Las Vegas home prices rise, report shows, but Phoenix ranks first
Home prices kept growing at a slower pace locally and nationally in July, but Las Vegas still outpaced most big cities, a new report shows.
Southern Nevada prices were up 4.7 percent year-over-year in July, compared with 3.2 percent nationally, according to the S&P CoreLogic Case-Shiller index released Tuesday by S&P Dow Jones Indices.
Phoenix had the fastest price growth among the 20 markets in the report for the second consecutive month, fetching a 5.8 percent gain.
Las Vegas’ growth was No. 2 for the second straight month, following a yearlong reign at the top of the Case-Shiller list.
In Southern Nevada, home prices aren’t climbing nearly as fast as they were last year, builders are selling fewer houses, and the region’s once-shrunken tally of available listings on the resale market has climbed back.
The median sales price of previously owned single-family homes — the bulk of the market — was $305,000 last month, up 3.4 percent from a year earlier, according to the Greater Las Vegas Association of Realtors.

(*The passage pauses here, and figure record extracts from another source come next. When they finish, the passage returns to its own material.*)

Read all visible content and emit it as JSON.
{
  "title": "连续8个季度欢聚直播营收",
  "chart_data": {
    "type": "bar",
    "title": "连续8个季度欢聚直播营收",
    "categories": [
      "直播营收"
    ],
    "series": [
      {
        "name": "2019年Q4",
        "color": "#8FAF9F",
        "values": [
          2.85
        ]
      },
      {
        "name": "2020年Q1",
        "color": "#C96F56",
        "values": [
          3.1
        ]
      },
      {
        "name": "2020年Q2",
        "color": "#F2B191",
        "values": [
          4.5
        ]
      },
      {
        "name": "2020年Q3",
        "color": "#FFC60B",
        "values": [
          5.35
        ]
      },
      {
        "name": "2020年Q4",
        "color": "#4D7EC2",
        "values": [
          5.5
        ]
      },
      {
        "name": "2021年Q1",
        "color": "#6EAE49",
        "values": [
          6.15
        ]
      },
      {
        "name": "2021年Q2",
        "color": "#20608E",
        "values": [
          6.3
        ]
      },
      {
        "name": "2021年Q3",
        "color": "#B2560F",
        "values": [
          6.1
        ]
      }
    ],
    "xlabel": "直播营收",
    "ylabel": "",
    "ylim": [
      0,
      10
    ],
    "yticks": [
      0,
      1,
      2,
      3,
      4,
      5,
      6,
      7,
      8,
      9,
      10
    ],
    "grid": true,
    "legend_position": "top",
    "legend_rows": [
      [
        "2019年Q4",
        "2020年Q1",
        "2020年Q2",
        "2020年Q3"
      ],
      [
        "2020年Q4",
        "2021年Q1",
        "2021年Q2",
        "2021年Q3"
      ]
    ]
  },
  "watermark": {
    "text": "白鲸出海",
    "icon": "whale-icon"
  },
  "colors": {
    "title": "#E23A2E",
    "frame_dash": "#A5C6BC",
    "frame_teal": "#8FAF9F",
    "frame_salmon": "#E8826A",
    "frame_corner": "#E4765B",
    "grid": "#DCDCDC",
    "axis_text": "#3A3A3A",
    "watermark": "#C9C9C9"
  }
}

By comparison, in August 2018 the median sales price was up 13.5 percent from a year earlier, the GLVAR previously reported.
Las Vegas prices have been on a “roller coaster” over the past 15 years or so, soaring through the mid-2000s bubble, plunging during the Great Recession and then “ramping back up” since 2012, GLVAR President Janet Carpenter, of Signature Real Estate Group, said in a statement earlier this month.
“If you look at it that way,” she added, “I guess you can say we’re coasting along right now.”
Nationally, prices continued to show year-over-year gains in July “but at ever more modest rates,” Philip Murphy, global head of index governance at S&P Dow Jones, said in a statement Tuesday.
In July 2018, for instance, U.S. prices were up 6 percent from a year earlier.